"Too many American films imply America won the war!"
Really? Which films have you been watching?
I'd say "The Big Parade" did a lot more about showing the horrors of war than making any pretentions to some glorious victory.
And then there's "All Quiet on the Western Front," which shows the war entirely from the German point of view, balancing things out pretty nicely, I think...and remains arguably the most devastating cinematic view of war ever made, at least until "The Thin Red Line." (In my opinion, "Saving Private Ryan" had some great--and TERRIFYING!--battle scenes, but didn't really show the grit in between to such good effect.)
The only film I can think of that deals with WWI from the perspective of America's winning the war would be "Shoulder Arms," which was obviously a broad comedy and shouldn't be taken seriously.
Then again...by 1917 virtually every country involved in the war, certainly all three on the Western Front, had literally lost an entire generation to that abatoir. There was no way to break through, and no way to capitulate while saving face, so everyone just kept pumping in fresh meat for the machine guns. By 1917 Germany (and probably Britain and France, as well) was resorting to sending octogenarians and 12-year-olds to the trenches.

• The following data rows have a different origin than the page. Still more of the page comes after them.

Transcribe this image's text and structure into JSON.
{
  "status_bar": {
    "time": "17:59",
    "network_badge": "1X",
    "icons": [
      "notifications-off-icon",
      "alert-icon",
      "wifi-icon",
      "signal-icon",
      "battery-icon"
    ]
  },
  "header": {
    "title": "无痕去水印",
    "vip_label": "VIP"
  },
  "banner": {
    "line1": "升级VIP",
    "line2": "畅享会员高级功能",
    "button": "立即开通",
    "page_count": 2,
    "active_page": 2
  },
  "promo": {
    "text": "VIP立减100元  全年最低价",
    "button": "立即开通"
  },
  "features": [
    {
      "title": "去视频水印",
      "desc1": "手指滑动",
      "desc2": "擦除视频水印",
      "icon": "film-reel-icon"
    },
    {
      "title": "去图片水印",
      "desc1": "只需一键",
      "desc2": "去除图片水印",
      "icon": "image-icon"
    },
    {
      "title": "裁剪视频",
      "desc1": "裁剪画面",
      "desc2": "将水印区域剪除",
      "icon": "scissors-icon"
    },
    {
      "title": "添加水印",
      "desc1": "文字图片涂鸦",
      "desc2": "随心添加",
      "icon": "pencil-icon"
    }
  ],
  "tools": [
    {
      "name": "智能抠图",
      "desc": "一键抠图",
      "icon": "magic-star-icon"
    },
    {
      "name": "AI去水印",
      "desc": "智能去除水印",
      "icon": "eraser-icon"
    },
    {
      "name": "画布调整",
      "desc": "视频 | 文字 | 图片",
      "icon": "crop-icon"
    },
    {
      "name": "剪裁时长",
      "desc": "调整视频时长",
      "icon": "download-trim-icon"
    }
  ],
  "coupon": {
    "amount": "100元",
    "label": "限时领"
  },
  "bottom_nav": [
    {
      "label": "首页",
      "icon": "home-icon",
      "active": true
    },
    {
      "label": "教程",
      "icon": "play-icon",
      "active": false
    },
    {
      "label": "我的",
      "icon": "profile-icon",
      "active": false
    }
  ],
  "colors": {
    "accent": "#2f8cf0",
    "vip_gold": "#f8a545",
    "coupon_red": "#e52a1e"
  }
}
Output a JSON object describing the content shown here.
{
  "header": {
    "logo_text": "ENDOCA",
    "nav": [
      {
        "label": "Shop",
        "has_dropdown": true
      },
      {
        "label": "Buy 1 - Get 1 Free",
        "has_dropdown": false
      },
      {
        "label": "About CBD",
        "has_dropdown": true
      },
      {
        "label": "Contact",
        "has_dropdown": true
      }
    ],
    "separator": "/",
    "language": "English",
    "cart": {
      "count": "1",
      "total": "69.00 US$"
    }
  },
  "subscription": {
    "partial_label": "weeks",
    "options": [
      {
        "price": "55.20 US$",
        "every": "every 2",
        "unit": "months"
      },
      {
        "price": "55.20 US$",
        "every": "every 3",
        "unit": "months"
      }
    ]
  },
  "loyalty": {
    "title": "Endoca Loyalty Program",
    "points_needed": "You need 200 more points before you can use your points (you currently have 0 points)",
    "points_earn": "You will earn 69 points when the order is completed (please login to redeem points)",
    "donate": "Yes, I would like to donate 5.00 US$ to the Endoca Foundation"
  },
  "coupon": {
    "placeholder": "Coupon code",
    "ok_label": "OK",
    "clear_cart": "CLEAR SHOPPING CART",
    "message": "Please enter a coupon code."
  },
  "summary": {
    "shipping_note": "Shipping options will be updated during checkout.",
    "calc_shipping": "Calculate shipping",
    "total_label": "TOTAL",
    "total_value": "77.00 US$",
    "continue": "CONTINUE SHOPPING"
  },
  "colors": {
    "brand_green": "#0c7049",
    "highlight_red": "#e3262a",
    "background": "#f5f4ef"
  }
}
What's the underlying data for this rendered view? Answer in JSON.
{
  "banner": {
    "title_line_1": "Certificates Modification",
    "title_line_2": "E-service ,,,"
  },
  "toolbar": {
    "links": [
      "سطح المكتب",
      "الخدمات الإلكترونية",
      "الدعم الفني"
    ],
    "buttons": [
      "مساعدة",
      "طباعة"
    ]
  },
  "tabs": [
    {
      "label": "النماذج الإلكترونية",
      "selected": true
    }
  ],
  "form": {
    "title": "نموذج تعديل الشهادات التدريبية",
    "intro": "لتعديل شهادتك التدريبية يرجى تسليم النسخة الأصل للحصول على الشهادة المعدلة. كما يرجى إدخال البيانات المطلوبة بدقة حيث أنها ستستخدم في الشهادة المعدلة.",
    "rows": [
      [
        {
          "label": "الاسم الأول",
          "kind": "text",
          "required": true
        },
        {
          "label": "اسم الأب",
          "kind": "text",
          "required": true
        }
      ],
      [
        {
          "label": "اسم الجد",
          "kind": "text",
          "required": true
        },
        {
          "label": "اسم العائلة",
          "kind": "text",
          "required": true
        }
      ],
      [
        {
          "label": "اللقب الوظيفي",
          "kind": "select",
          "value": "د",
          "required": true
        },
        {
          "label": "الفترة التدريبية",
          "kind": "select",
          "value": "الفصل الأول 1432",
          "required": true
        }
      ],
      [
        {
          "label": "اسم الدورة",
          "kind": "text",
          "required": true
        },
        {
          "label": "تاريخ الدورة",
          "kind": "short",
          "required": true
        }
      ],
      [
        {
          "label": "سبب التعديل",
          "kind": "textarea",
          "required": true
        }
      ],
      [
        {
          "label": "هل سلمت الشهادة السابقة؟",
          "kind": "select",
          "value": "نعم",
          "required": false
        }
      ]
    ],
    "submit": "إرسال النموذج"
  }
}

Then Germany finally makes the fatal mistake of allowing America an entrance into the War. Suddenly you have one of the most populated countries on the planet, fresh and full of vim and vinegar, entering a war against 80-year-olds and grammar school children.
No, on a case by case, incident by incident, battle by battle basis, America did not win the War.
But it could be argued that, just by arriving when it did, America did make the eventual outcome inevitable.
In that sense, America did win the War.